Осенние дожди | страница 53
— Спросили бы что-нибудь полегче, — неуклюже отшучиваюсь я.
А Ковалев тем временем поднимает молоток, усмехается:
— Умора. Меня — судить, и я же помогай. На, держи.
Шершавый настроен философски. Он старательно натягивает край полотнища, приколачивает его.
— Критика, папаша, еще никому не вредила. Погляди-ка, ровно получается?
— Куда ровнее,— подтверждает Роман.— Строгача в приказе. Потом под суд. А тут небось скажут: катись-ка ты, Роман свет Васильевич, с нашей ударной комсомольской. Не порть показатель.
— Тебя не про то спрашивают,— перебивает его Серега.— Плакат висит как: ровно, косо?
— А, один черт!..
Наташа извиняется и говорит, что ей надо идти на почту: и я, прихрамывая, перехожу в зал. Роман Ковалев глядит на меня исподлобья, нехотя отвечает на мой поклон.
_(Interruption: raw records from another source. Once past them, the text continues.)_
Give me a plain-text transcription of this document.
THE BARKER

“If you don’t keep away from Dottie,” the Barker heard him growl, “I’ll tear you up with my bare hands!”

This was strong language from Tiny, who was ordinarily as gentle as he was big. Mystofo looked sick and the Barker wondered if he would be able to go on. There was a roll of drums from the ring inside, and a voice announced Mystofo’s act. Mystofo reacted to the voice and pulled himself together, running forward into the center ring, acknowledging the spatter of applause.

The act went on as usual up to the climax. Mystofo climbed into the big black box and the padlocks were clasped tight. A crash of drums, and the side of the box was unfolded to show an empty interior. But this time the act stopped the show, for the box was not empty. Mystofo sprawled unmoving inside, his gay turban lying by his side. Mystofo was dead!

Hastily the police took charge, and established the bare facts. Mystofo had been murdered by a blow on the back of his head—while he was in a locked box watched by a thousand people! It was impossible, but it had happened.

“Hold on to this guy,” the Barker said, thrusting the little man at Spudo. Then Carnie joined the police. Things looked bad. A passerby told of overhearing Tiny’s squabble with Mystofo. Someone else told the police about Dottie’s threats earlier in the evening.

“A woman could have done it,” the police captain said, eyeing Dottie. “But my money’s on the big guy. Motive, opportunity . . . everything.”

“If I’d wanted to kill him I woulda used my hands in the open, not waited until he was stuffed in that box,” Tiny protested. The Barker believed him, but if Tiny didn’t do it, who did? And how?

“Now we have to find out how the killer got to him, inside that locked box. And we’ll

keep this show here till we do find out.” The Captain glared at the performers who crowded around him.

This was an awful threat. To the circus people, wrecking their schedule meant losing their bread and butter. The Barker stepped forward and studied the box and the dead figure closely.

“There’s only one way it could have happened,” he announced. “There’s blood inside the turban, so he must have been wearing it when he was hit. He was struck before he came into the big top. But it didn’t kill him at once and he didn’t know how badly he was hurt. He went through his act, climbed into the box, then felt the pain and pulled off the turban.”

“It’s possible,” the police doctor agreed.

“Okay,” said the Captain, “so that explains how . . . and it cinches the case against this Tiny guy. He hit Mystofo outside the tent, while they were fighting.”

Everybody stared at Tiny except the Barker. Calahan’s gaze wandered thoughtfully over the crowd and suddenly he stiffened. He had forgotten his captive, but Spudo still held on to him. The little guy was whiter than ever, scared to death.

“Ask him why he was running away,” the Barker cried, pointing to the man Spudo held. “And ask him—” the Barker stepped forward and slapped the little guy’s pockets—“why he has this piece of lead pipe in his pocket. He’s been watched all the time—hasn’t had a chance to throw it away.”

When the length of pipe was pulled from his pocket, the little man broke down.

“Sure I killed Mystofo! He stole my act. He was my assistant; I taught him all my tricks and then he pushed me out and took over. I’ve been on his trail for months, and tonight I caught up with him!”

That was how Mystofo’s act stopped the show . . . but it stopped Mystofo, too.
— Те же и интеллигенция,— с веселым изумлением восклицает Шершавый.— Алексей Кирьянович, а я-то думал — это вы так. Врачиху попугать.
— У вас тут такие события,— неопределенно говорю я. И тотчас ловлю па себе быстрый настороженный взгляд Ковалева. Видимо, он принял меня за какое-то приезжее начальство.
Наступает долгая напряженная пауза. Ковалев первым не выдерживает ее.
— Какие там события,— угрюмо произносит он.— Алкоголика судить — велико веселье?
Он выжидательно умолкает. Я молчу. Тогда он продолжает ожесточенно:
— Дед у меня так говаривал: судить — не над пропастью ходить. Ни риска, ни страха.
— Раньше думать надо было, товарищ дорогой,— назидательно произносит Серега.— Не такое уж это удовольствие — судить. У вас вон голова седая, а вы, кроме как к Сычихе, извиняюсь, дороги не знали.
— Сычиха, Сычиха,— ворчливо возражает Роман.— А Сычиху — что, я изобрел? Сколько их, Сычих-то, а мне теперь, выходит, хоть в петлю?
Я продолжаю молчать, и он отходит к пианино, опускает крышку на клавиши, долго стоит, положив на крышку тяжелые, в узлах суставов, натруженные руки. Отсутствующе глядит в окно.
Добрая душа Варюшка пытается увести всех от неожиданно, трудного разговора.
— Боренька, ты не видел, какое я себе новое платьице сшила? Блеск, модерн,— кокетливо глядясь в круглое ручное зеркальце, щебечет она и поправляет челочку.— Увидишь — влюбишься.
— И это при Ларисе? — притворно возмущается Борис.
Шершавый в два приема слезает сначала со стула на стол, потом со стола на пол и теперь разбирает свое шаткое сооружение.
— Это ведь того... малодушием называется.
— Гляди-ка ты, какие слова он знает! — насмешничает Роман.— Легко тебе, парень, на свете живется.